Place de l'Etoile, Beirut

The eerily deserted Place de l’Etoile in Beirut on a Sunday afternoon. Photo by David Lansing.

Sunday afternoon I walked around Beirut’s reconstructed downtown district, the Solidere Area, and decided to have lunch at a stylish café across from the famous 1930s clock tower, in what is known as the Place de l’Ètoile or, to the locals, Nejmeh Square. The square, built in an Art Deco style by the French in the early 20th century (and a big reason for why Beirut was often called the “Paris of the Middle East”) suffered major damage during the Lebanese Civil War (1975-1990) but the government has done an amazing job restoring the neighborhood to its pre-war glitz in a relatively short time.

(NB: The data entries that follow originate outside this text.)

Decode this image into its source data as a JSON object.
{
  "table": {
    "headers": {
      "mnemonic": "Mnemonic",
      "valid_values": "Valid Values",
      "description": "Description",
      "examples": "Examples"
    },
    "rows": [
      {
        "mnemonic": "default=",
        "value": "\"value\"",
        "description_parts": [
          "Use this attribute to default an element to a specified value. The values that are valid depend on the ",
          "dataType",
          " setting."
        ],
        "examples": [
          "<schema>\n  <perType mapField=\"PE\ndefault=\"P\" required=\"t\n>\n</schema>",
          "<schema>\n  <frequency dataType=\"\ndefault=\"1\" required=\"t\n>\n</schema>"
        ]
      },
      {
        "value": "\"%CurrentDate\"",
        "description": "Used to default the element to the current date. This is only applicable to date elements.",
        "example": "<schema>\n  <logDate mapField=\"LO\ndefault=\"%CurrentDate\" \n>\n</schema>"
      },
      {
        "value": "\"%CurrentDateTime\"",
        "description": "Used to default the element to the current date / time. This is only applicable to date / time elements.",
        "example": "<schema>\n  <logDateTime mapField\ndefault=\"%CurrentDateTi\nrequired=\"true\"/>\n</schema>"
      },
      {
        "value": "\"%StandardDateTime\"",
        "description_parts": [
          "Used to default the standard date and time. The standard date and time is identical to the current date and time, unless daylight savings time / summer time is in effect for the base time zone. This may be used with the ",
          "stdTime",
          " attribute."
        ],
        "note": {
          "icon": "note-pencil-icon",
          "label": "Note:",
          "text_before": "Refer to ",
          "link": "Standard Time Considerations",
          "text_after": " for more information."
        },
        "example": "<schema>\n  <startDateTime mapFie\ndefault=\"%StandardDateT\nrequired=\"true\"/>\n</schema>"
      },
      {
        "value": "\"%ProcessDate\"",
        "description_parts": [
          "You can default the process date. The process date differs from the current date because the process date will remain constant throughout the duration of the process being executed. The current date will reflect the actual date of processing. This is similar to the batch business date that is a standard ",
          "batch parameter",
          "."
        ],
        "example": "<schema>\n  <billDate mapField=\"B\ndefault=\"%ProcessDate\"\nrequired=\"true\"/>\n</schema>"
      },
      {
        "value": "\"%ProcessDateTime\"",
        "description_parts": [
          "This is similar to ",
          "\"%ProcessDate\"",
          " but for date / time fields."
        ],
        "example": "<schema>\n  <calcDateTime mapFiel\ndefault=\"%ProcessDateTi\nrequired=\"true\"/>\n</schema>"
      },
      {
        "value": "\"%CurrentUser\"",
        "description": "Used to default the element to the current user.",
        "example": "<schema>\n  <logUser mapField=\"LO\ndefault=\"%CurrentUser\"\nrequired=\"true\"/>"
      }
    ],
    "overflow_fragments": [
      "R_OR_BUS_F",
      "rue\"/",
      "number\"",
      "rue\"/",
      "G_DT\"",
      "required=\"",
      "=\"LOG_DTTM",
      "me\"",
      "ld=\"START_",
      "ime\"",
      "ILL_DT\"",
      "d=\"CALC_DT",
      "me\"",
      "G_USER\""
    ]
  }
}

Except that there’s something vaguely off about Nejmeh Square. The four-sided clock is there. The buildings have, for the most part, been rebuilt (specifically to look almost exactly the way they did before the war). There are shops and cafes and businesses—all the things you would expect to find in the center of any capital city. Yet it stills feel eerily empty. Here it was on a cool but clear Sunday afternoon and other than a handful of children riding their bikes in circles while their parents nervously watched, there was almost no activity around the Place de l’ Ètoile. A few people eating lunch on the sidewalks outside the cafes; soldiers, clutching tight to their automatic weapons, standing guard on the street corners; a city worker picking up trash. That was about it. No hustle and bustle. No energy. No cheerful enjoyment of the environment; no exulation of spirit, no joie de vivre. Instead, the city center felt dead. And rather spooky.